Colorectal cancer is a serious medical condition which causes harmful cancer cells to grow in the colon, rectum, or appendix. Treatment options vary depending upon the stage and location of the cancerous tissue. Some of the more common types of colorectal cancer therapy include surgery, radiation therapy, and chemotherapy. In some cases, clinical trials may be an optional type of colorectal cancer therapy. Any questions or concerns about the different types of colorectal cancer therapy available should be discussed with a doctor or other medical professional.
Stage 0 colorectal cancer therapy generally involves surgery, with no other types of treatment being necessary. This is the earliest stage where the cancerous tissue is confined to one small area. In most cases, the cancerous polyp can be easily removed through surgical intervention. If the tumor is large, a small portion of the colon may have to be removed.
Colorectal cancer therapy for stage 1 usually involves surgery, although it is a little more involved than the surgical methods used for stage 0 cancer. In this stage, the cancerous tissue has spread throughout several layers of the colon, but it has not spread to surrounding tissues. The affected portion of the colon is typically removed, and additional treatment is rarely necessary.
Stage 2 colorectal cancer therapy often begins with surgery to remove the affected portion of the colon, although chemotherapy may be recommended as well. Chemotherapy is a type of cancer treatment in which a medication containing a combination of chemicals is used to destroy cancer cells or keep them from multiplying. The most common side effects of chemotherapy are nausea, vomiting, and hair loss.

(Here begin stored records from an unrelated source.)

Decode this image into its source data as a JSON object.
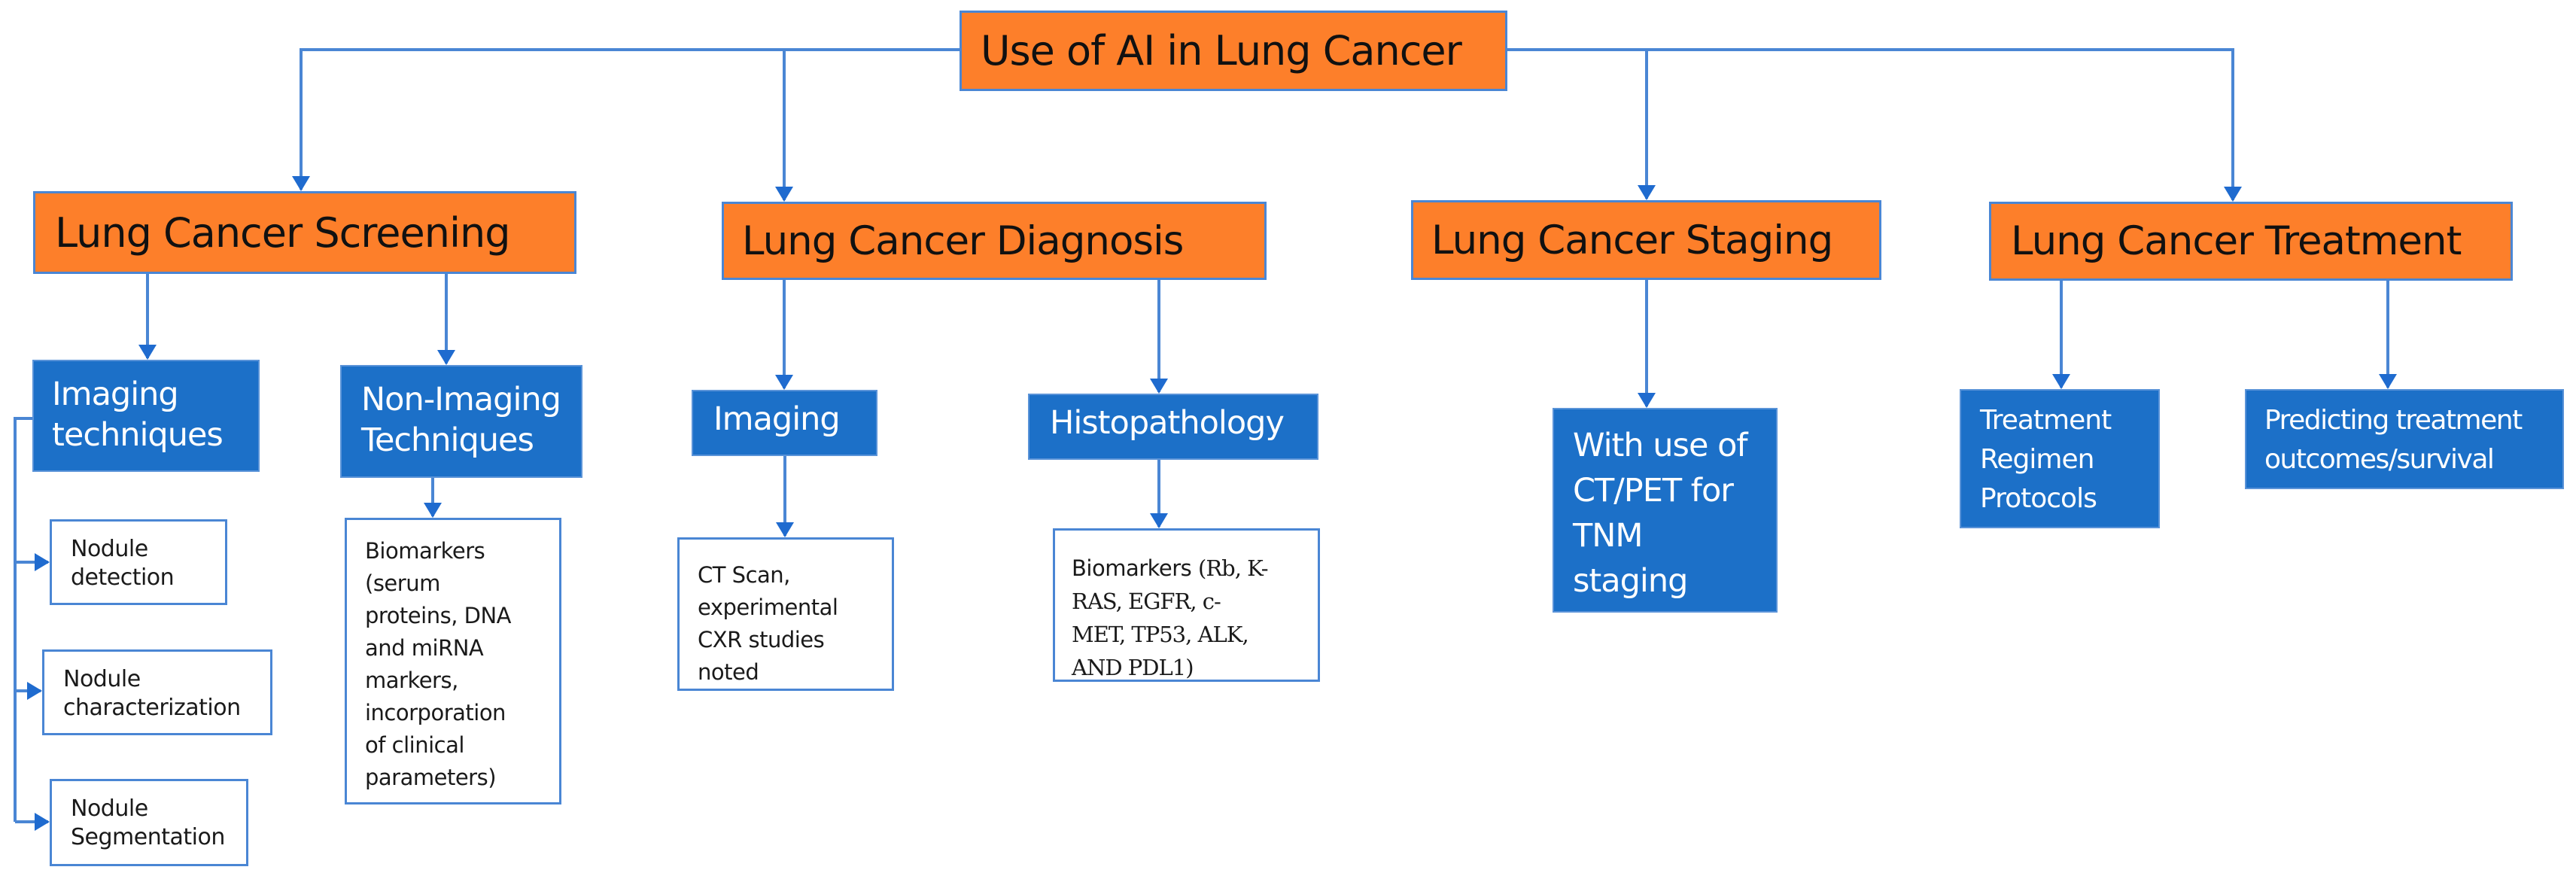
{
  "diagram": {
    "root": {
      "label": "Use of AI in Lung Cancer"
    },
    "branches": [
      {
        "label": "Lung Cancer Screening",
        "children": [
          {
            "label": "Imaging techniques",
            "label_lines": [
              "Imaging",
              "techniques"
            ],
            "children": [
              {
                "label_lines": [
                  "Nodule",
                  "detection"
                ]
              },
              {
                "label_lines": [
                  "Nodule",
                  "characterization"
                ]
              },
              {
                "label_lines": [
                  "Nodule",
                  "Segmentation"
                ]
              }
            ]
          },
          {
            "label": "Non-Imaging Techniques",
            "label_lines": [
              "Non-Imaging",
              "Techniques"
            ],
            "children": [
              {
                "label_lines": [
                  "Biomarkers",
                  "(serum",
                  "proteins, DNA",
                  "and miRNA",
                  "markers,",
                  "incorporation",
                  "of clinical",
                  "parameters)"
                ]
              }
            ]
          }
        ]
      },
      {
        "label": "Lung Cancer Diagnosis",
        "children": [
          {
            "label": "Imaging",
            "children": [
              {
                "label_lines": [
                  "CT Scan,",
                  "experimental",
                  "CXR studies",
                  "noted"
                ]
              }
            ]
          },
          {
            "label": "Histopathology",
            "children": [
              {
                "prefix": "Biomarkers ",
                "label_lines": [
                  "(Rb, K-",
                  "RAS, EGFR, c-",
                  "MET, TP53, ALK,",
                  "AND PDL1)"
                ]
              }
            ]
          }
        ]
      },
      {
        "label": "Lung Cancer Staging",
        "children": [
          {
            "label_lines": [
              "With use of",
              "CT/PET for",
              "TNM",
              "staging"
            ]
          }
        ]
      },
      {
        "label": "Lung Cancer Treatment",
        "children": [
          {
            "label_lines": [
              "Treatment",
              "Regimen",
              "Protocols"
            ]
          },
          {
            "label_lines": [
              "Predicting treatment",
              "outcomes/survival"
            ]
          }
        ]
      }
    ],
    "colors": {
      "level1_fill": "#FD7F2A",
      "level2_fill": "#1C70C8",
      "connector": "#4A86D4",
      "arrowhead": "#1F6BCF"
    }
  }
}
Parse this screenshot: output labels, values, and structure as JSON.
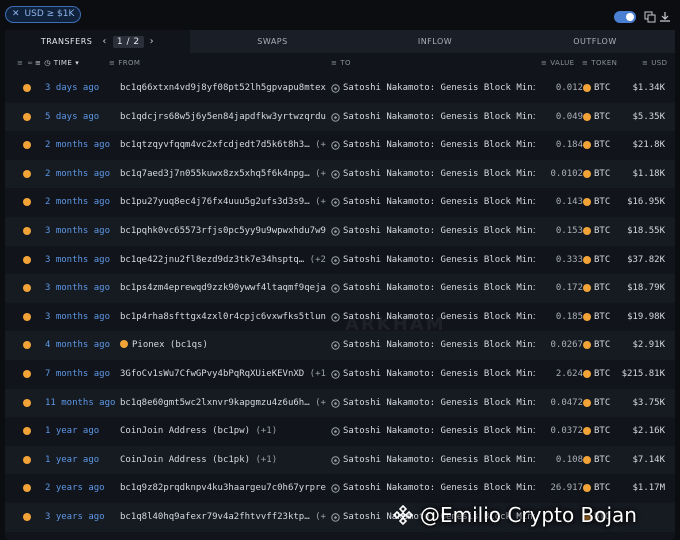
{
  "filter": {
    "label": "USD ≥ $1K"
  },
  "tabs": {
    "transfers": "TRANSFERS",
    "page_current": "1",
    "page_sep": "/",
    "page_total": "2",
    "swaps": "SWAPS",
    "inflow": "INFLOW",
    "outflow": "OUTFLOW"
  },
  "columns": {
    "time": "TIME",
    "from": "FROM",
    "to": "TO",
    "value": "VALUE",
    "token": "TOKEN",
    "usd": "USD"
  },
  "rows": [
    {
      "time": "3 days ago",
      "from": "bc1q66xtxn4vd9j8yf08pt52lh5gpvapu8mtex…",
      "more": "",
      "to": "Satoshi Nakamoto: Genesis Block Mini…",
      "value": "0.012",
      "token": "BTC",
      "usd": "$1.34K"
    },
    {
      "time": "5 days ago",
      "from": "bc1qdcjrs68w5j6y5en84japdfkw3yrtwzqrdu…",
      "more": "",
      "to": "Satoshi Nakamoto: Genesis Block Mini…",
      "value": "0.049",
      "token": "BTC",
      "usd": "$5.35K"
    },
    {
      "time": "2 months ago",
      "from": "bc1qtzqyvfqqm4vc2xfcdjedt7d5k6t8h3…",
      "more": "(+2)",
      "to": "Satoshi Nakamoto: Genesis Block Mini…",
      "value": "0.184",
      "token": "BTC",
      "usd": "$21.8K"
    },
    {
      "time": "2 months ago",
      "from": "bc1q7aed3j7n055kuwx8zx5xhq5f6k4npg…",
      "more": "(+3)",
      "to": "Satoshi Nakamoto: Genesis Block Mini…",
      "value": "0.0102",
      "token": "BTC",
      "usd": "$1.18K"
    },
    {
      "time": "2 months ago",
      "from": "bc1pu27yuq8ec4j76fx4uuu5g2ufs3d3s9…",
      "more": "(+1)",
      "to": "Satoshi Nakamoto: Genesis Block Mini…",
      "value": "0.143",
      "token": "BTC",
      "usd": "$16.95K"
    },
    {
      "time": "3 months ago",
      "from": "bc1pqhk0vc65573rfjs0pc5yy9u9wpwxhdu7w9…",
      "more": "",
      "to": "Satoshi Nakamoto: Genesis Block Mini…",
      "value": "0.153",
      "token": "BTC",
      "usd": "$18.55K"
    },
    {
      "time": "3 months ago",
      "from": "bc1qe422jnu2fl8ezd9dz3tk7e34hsptq…",
      "more": "(+23)",
      "to": "Satoshi Nakamoto: Genesis Block Mini…",
      "value": "0.333",
      "token": "BTC",
      "usd": "$37.82K"
    },
    {
      "time": "3 months ago",
      "from": "bc1ps4zm4eprewqd9zzk90ywwf4ltaqmf9qeja…",
      "more": "",
      "to": "Satoshi Nakamoto: Genesis Block Mini…",
      "value": "0.172",
      "token": "BTC",
      "usd": "$18.79K"
    },
    {
      "time": "3 months ago",
      "from": "bc1p4rha8sfttgx4zxl0r4cpjc6vxwfks5tlun…",
      "more": "",
      "to": "Satoshi Nakamoto: Genesis Block Mini…",
      "value": "0.185",
      "token": "BTC",
      "usd": "$19.98K"
    },
    {
      "time": "4 months ago",
      "from": "Pionex (bc1qs)",
      "more": "",
      "to": "Satoshi Nakamoto: Genesis Block Mini…",
      "value": "0.0267",
      "token": "BTC",
      "usd": "$2.91K"
    },
    {
      "time": "7 months ago",
      "from": "3GfoCv1sWu7CfwGPvy4bPqRqXUieKEVnXD",
      "more": "(+1)",
      "to": "Satoshi Nakamoto: Genesis Block Mini…",
      "value": "2.624",
      "token": "BTC",
      "usd": "$215.81K"
    },
    {
      "time": "11 months ago",
      "from": "bc1q8e60gmt5wc2lxnvr9kapgmzu4z6u6h…",
      "more": "(+1)",
      "to": "Satoshi Nakamoto: Genesis Block Mini…",
      "value": "0.0472",
      "token": "BTC",
      "usd": "$3.75K"
    },
    {
      "time": "1 year ago",
      "from": "CoinJoin Address (bc1pw)",
      "more": "(+1)",
      "to": "Satoshi Nakamoto: Genesis Block Mini…",
      "value": "0.0372",
      "token": "BTC",
      "usd": "$2.16K"
    },
    {
      "time": "1 year ago",
      "from": "CoinJoin Address (bc1pk)",
      "more": "(+1)",
      "to": "Satoshi Nakamoto: Genesis Block Mini…",
      "value": "0.108",
      "token": "BTC",
      "usd": "$7.14K"
    },
    {
      "time": "2 years ago",
      "from": "bc1q9z82prqdknpv4ku3haargeu7c0h67yrpre…",
      "more": "",
      "to": "Satoshi Nakamoto: Genesis Block Mini…",
      "value": "26.917",
      "token": "BTC",
      "usd": "$1.17M"
    },
    {
      "time": "3 years ago",
      "from": "bc1q8l40hq9afexr79v4a2fhtvvff23ktp…",
      "more": "(+1)",
      "to": "Satoshi Nakamoto: Genesis Block Mini…",
      "value": "",
      "token": "BTC",
      "usd": ""
    }
  ],
  "watermark": "ARKHAM",
  "credit": "@Emilio Crypto Bojan",
  "colors": {
    "accent": "#5d97e6",
    "btc": "#f2a337",
    "background": "#0b0d11"
  }
}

Colorectal cancer therapy for stage 3 of the disease may include a combination of surgery to remove the affected portion of the colon, chemotherapy, and radiation therapy. The cancer in this stage has moved outside of the colon and into surrounding tissues, including nearby lymph nodes. Radiation therapy uses strong forms of radiation to destroy cancer cells. The side effects for this type of treatment are similar to the side effects of chemotherapy.
Stage 4 colorectal cancer therapy is the most aggressive method of treatment for this disease. Surgery, chemotherapy, and radiation therapy may all be needed, but the medications given are much stronger than those used for other stages of the disease. Side effects may be more difficult to handle due to the high doses of medication needed, although additional medications are often used to help combat nausea, vomiting, and pain.